Emily Gill: Work requirements for government services misguided

Emily Gill

EMILY GILL

The United States is an outlier among developed countries in its approach to medical care. This trajectory began after World War II, when similar countries were creating universal health coverage. Instead of making doctors public employees (Great Britian), developing public insurance that paid doctors (Canada), or providing basic insurance with the option of supplementary private plans (Australia), we tied health insurance to employment. Although Medicare covers all adults over 65, Medicaid originally covered only those already receiving cash assistance because their medical conditions prevented their employment, mainly the blind, the disabled, and single women with children. Although coverage gradually expanded, Medicaid was assumed to be for those who were vulnerable for reasons other than poverty. But the idea that medical coverage should somehow be tied to work started back in the 1940s.
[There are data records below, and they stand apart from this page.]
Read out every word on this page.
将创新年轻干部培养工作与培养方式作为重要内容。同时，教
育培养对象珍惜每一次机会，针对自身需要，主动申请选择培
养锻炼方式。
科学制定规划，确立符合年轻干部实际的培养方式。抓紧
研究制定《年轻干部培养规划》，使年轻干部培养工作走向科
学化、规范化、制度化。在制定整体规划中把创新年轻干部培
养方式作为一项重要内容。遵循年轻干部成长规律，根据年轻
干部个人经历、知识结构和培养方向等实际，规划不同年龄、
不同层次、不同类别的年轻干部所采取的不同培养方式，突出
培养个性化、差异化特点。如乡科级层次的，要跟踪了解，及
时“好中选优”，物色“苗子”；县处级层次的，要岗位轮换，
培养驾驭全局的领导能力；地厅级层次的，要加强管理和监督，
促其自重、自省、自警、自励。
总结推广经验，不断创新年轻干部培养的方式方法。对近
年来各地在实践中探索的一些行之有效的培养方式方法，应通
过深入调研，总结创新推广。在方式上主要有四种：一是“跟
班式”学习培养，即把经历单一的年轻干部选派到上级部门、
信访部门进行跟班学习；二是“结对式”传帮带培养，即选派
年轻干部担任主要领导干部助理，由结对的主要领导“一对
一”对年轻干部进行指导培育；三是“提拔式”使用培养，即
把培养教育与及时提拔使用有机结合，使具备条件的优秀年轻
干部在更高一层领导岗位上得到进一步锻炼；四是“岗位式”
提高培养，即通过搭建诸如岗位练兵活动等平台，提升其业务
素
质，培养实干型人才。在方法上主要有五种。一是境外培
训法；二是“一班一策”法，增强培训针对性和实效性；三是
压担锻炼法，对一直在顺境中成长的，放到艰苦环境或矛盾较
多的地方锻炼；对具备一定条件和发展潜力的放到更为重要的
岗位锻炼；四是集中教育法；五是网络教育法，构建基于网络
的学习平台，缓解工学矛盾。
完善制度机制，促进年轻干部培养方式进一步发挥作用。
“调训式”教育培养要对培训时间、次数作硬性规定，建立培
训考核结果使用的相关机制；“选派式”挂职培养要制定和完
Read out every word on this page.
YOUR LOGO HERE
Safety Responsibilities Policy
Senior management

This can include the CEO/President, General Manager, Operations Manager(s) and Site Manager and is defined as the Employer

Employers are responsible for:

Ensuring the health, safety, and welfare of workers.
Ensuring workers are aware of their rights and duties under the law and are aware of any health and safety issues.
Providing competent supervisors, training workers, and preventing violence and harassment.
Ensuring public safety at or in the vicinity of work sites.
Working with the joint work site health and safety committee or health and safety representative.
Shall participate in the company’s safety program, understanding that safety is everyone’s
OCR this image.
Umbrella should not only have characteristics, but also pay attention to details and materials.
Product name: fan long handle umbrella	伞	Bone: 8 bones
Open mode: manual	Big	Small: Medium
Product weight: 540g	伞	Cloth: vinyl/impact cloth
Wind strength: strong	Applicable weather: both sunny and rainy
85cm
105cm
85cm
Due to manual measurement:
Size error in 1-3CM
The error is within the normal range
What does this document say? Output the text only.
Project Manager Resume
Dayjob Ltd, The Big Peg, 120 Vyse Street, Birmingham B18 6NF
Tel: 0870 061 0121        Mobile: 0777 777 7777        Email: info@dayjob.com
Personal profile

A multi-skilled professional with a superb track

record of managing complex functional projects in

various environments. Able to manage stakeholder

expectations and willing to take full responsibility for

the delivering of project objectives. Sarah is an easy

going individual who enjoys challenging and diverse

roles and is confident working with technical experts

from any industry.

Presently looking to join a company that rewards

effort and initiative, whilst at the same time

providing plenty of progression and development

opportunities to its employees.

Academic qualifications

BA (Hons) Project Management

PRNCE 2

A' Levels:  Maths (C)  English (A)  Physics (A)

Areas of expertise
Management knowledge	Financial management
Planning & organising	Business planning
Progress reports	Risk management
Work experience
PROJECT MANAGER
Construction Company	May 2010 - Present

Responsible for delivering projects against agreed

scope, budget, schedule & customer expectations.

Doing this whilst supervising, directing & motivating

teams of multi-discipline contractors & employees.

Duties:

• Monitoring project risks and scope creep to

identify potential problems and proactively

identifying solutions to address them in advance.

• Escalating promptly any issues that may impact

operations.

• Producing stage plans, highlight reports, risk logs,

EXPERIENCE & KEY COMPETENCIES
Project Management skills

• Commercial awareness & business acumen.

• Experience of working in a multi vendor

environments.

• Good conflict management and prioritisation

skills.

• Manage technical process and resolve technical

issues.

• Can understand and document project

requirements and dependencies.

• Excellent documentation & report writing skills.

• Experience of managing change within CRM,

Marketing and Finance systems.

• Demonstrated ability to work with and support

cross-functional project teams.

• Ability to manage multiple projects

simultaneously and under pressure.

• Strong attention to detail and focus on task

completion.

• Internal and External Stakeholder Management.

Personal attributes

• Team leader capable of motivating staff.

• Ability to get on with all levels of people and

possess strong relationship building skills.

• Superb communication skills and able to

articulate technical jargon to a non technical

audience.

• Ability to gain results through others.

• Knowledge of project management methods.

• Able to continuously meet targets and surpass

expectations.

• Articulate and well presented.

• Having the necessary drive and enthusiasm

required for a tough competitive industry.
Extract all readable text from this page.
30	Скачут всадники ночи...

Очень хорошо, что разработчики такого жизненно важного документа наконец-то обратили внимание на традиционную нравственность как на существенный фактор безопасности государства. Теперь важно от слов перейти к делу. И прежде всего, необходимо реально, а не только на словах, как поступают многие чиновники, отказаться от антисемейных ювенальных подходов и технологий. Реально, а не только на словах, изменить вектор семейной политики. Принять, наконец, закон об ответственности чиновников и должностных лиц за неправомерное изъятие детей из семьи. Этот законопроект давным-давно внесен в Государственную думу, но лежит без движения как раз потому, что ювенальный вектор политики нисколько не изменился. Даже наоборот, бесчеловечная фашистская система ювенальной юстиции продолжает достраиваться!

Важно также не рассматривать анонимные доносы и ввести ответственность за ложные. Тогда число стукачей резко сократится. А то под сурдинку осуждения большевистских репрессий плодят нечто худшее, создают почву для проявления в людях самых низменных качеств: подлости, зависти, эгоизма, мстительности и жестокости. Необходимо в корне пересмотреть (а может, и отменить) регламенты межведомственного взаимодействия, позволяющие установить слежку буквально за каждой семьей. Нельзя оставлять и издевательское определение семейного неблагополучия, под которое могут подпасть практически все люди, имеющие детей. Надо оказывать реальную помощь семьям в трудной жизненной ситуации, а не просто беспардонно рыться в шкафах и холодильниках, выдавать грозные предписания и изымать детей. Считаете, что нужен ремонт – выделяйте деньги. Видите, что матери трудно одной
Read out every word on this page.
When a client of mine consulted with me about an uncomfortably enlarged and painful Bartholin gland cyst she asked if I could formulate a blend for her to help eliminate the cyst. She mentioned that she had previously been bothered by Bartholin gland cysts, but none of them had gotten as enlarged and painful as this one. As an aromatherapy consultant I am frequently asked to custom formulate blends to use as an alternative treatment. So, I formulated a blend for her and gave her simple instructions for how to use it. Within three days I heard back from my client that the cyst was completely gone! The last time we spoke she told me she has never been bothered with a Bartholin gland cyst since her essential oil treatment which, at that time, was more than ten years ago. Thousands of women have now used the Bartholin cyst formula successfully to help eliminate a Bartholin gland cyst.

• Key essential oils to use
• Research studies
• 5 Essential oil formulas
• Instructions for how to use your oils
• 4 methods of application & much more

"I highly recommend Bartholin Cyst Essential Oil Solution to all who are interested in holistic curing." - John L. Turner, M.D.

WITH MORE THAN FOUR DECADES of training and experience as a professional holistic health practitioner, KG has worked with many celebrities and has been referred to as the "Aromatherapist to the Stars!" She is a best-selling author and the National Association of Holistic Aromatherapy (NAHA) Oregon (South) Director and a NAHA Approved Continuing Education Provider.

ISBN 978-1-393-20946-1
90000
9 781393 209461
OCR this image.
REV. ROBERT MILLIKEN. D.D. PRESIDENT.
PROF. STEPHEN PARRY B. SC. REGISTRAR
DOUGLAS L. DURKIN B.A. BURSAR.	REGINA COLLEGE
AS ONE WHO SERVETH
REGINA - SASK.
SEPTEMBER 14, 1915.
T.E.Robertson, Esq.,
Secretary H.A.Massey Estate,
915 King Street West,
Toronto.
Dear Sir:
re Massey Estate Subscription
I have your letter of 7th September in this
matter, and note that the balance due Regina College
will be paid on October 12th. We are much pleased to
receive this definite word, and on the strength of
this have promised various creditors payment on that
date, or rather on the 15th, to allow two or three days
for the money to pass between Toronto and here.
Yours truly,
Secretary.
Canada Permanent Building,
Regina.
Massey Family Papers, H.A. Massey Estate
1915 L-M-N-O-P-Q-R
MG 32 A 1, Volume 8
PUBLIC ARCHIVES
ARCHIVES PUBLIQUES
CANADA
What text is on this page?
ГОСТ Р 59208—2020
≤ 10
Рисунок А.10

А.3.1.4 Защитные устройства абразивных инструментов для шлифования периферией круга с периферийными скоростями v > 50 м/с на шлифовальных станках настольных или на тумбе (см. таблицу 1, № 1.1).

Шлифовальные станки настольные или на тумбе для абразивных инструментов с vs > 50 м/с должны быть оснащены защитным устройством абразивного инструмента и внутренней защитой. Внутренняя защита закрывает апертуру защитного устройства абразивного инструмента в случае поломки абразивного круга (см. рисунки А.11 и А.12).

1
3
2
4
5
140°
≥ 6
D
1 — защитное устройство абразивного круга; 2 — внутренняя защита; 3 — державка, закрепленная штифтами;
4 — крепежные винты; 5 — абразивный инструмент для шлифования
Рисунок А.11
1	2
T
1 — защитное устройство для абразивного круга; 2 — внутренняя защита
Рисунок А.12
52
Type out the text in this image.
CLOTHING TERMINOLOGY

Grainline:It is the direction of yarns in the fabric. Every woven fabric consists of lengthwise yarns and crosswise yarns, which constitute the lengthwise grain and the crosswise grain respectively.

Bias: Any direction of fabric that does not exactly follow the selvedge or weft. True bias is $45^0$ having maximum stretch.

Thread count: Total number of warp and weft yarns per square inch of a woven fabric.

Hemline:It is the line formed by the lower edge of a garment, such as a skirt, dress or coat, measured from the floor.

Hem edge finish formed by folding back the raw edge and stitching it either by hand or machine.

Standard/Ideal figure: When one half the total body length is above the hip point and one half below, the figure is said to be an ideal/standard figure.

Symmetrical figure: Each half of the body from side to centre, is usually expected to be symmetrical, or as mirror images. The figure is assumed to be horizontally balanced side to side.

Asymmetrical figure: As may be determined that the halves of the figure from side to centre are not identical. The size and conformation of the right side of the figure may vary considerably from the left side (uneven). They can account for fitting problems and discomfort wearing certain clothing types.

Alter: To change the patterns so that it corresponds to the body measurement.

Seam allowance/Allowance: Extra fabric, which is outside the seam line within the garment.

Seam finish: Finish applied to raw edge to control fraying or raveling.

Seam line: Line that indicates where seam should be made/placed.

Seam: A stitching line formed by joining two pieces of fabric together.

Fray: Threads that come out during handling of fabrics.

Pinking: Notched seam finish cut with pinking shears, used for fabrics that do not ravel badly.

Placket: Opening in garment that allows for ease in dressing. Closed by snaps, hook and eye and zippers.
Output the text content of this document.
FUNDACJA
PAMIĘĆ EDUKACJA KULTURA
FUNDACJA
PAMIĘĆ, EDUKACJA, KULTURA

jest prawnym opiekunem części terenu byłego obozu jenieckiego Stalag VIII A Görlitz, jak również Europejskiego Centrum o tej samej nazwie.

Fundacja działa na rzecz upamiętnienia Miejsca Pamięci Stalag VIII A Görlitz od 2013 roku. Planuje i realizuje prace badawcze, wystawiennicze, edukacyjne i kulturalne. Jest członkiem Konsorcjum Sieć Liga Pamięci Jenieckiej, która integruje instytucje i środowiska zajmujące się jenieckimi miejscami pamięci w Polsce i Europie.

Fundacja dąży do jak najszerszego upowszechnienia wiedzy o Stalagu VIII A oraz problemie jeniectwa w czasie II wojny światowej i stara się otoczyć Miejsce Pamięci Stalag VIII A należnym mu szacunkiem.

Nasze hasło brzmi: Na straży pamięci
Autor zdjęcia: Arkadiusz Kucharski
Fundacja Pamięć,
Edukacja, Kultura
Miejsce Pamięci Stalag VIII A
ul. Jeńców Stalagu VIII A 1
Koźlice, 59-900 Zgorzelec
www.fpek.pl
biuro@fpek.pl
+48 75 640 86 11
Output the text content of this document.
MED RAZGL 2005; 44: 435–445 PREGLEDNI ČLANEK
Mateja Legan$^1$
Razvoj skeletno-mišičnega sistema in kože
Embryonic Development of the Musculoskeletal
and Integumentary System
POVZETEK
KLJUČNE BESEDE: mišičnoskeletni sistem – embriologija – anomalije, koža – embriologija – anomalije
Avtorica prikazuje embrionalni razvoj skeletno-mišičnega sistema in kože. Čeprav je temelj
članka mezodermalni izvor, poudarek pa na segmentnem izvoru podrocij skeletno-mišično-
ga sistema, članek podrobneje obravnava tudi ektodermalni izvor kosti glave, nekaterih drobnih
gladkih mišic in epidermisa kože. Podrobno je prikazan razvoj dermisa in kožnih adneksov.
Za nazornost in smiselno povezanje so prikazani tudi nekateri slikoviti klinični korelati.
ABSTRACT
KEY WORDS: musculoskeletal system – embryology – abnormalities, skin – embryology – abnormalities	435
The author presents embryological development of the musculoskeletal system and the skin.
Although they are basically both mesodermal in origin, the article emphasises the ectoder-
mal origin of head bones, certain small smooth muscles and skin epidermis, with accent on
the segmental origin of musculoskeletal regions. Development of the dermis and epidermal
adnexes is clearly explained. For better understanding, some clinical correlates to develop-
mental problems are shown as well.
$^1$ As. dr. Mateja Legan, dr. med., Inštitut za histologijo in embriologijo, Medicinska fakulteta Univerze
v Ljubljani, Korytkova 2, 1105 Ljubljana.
After Obamacare passed in 2010, a few Republican states proposed adding a work requirement for Medicaid. These efforts were blocked, however, either by the courts or the Biden administration. President Trump’s large domestic policy bill passed in July requires that Medicaid enrollees prove that they are working, looking for work, or are unable to work. About 10 million people are slated to lose their coverage in 2026. House Speaker Mike Johnson said that the people losing coverage are perpetrating fraud and “cheating the system.” Medicaid spending will decline $325 billion over the next decade, and unfortunately, at least some of these funds will finance tax cuts for the wealthy.

Republicans and a number of Democrats support the new work requirements. Many people who pay for private insurance resent the fact that people who do not work have free health coverage. Nevertheless, imposing work requirements for Medicaid is a misguided policy. First, employers, not employees, make hiring decisions. Based on anticipated consumer demand, they may schedule employees for few hours or no hours some months. People should not be penalized for what they cannot control. Several years ago, Arkansas tried work requirements for Medicaid, removing 18,000 adults from the rolls in four months, but this did not increase employment.

Second, according to the Census Bureau’s current population survey, about 46% of Medicaid beneficiaries are either 65 or over or are children. Of those of working age, about half are working and a quarter have a disability that limits or prevents work. Another fifth will work within the next year or leave Medicaid within fifteen months. In sum, only 6% of the working-age enrollees are not involved in long-term work, meaning 3% of the total Medicaid population.

Third, people will lose coverage because they cannot keep up with the paperwork proving their monthly work hours. This has already been illustrated by beneficiaries required to recertify their Medicaid status when the COVID eligibility rules ended. Almost 70% of disenrollments resulted from procedural difficulties, not from ineligibility.

The central moral question here is whether everything that individuals receive should be earned, or whether it is wrong when some individuals get something for nothing. Health care services should be like fire and police services — we turn to them when something goes wrong, often catastrophically. Public education and public libraries are not rationed according to hours patrons have worked. All of these are public goods: we all benefit when all people are protected against fire and crime and are educated and healthy. People do not become more employable when they suffer from untreated medical conditions.

Political theorist Michael Walzer points out that during the Middle Ages in Europe, “the cure of souls was public, the cure of bodies private.” In most European countries now, the reverse is true. “Among medieval Christians, eternity was a socially recognized need; and every effort was made to see that it was widely and equally distributed,” with a church in each parish, regular services, and so forth. Developed countries manage to distribute health care widely. The United States should recognize the value in doing so also.

— Emily Gill is Caterpillar Professor of Political Science Emerita, Bradley University.